Esse perverso caminho, da democracia ao fascismo, linear, organizado não por movimentos externos, mas pelas mesmas instituições do poder constitucional, pela conformação dos órgãos de controle (da magistratura em particular) às linhas da extrema direita, é o desvelamento de um projeto coerente que atravessa as instituições, destruindo todos os elos e incidindo, sobre novas conformações, nas figuras formais da Constituição e na materialidade de sua direção política garantida pelo processo de legitimidade eleitoral, e assim dissipando qualquer caráter ético do princípio democrático: tudo isso impõe, quando e se a indignação diminuir, uma reflexão sobre o tema da democracia.

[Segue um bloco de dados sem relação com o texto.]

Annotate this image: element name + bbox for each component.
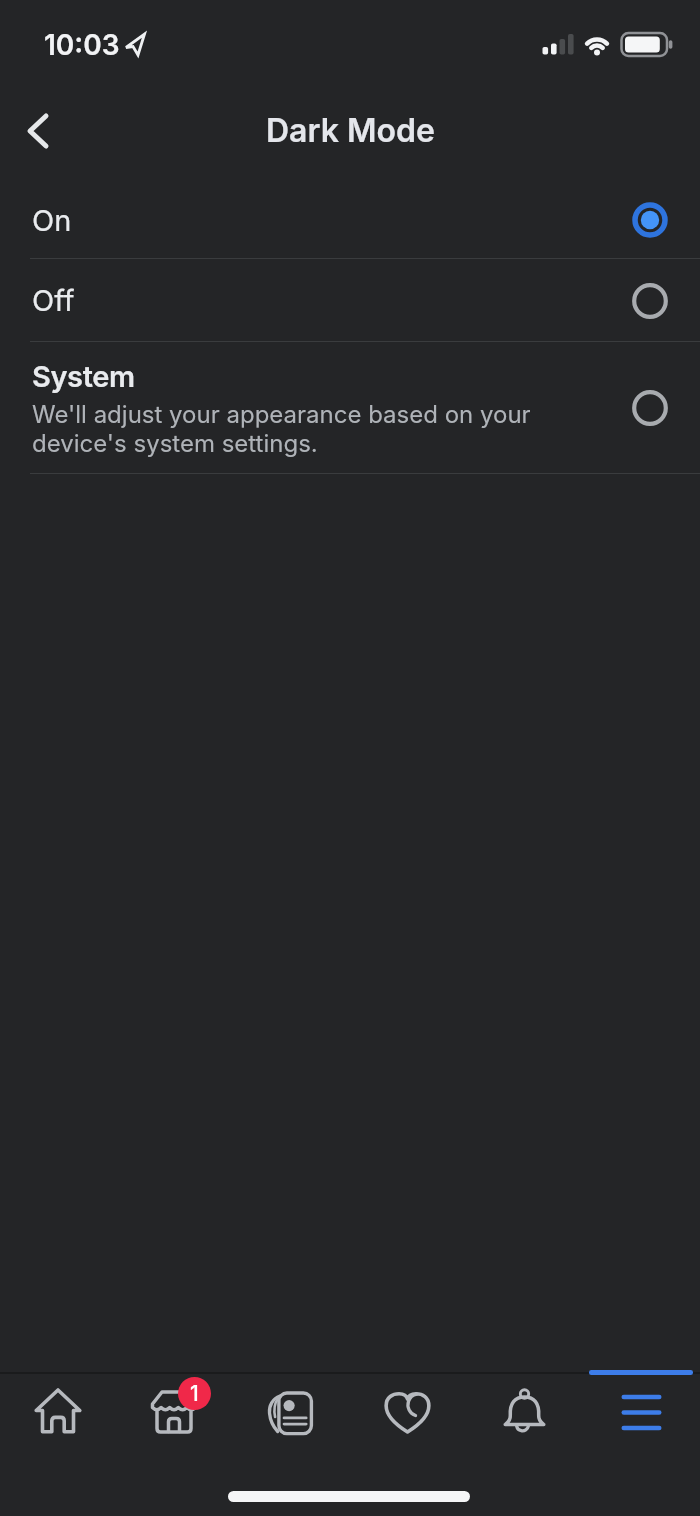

Mas isto não é suficiente. O fascio-populismo de Trump-Bolsonaro comete mais um estupro da democracia. A “democracia direta” é aqui assumida, de maneira massificada e mistificada, por estas lideranças fascistas, e subvertida pelo “modo de governo” na sua “figura de legitimidade”. Os tweets de Trump representam esta derrubada. As mídias social e institucional agora se debruçam voluntariamente sobre esta função de legitimação. Pode-se também adicionar (e a literatura sobre este assunto é vasta) que a produzem – ou pelo menos tornam isso possível. Quando a indignação tiver diminuído deveremos ainda colocar o problema da “liberdade de expressão” atrelada ao poder. É o primeiro dos problemas que um movimento de resistência, sob a bandeira de “livros, e não armas” (como agora começa a se dizer no Brasil) deverá se pôr, porque antes de tudo ele deverá libertar a “liberdade de expressão”. Certo que a contradição entre liberdade de expressão (protegida constitucionalmente) e o dinheiro (=propriedade, =corrupção, =uso criminoso de informações falsas pela grande mídia) parece insolúvel.
Um problema geral
Nos EUA, um processo semelhante ao brasileiro está em andamento. A solidez democrática e o valor da Constituição daquele país impedem, por enquanto, que o processo de transformação tenha os aspectos perversos e por vezes grotescos que se passam no Brasil. Nos EUA, a presença das forças de oposição ainda pode bloquear (e, em todo caso, tornar incerta) a realização de uma tendência como a brasileira. Isso não significa, todavia, que um processo de consolidação reacionária esteja em curso. Detecta-se o pesado deslocamento do Partido Republicano para o “núcleo duro” trumpiano (e, por trás disso, a supremacia alt-right), a direção de vinte anos da Suprema Corte em posições ultraconservadoras, a realização de colossais operações financeiras para controle midiático do voto etc.. De uma maneira muito mais frágil, mas com acelerações por vezes velozes, processos análogos também estão ocorrendo na Itália. Contudo, o horizonte populista se alarga na Europa e na América latina. Esta extensão aprofunda dramaticamente o problema acima colocado: como o fascismo se estabelece nas/através das instituições democráticas? E, em segundo lugar, o que é esta insurgência fascistizante?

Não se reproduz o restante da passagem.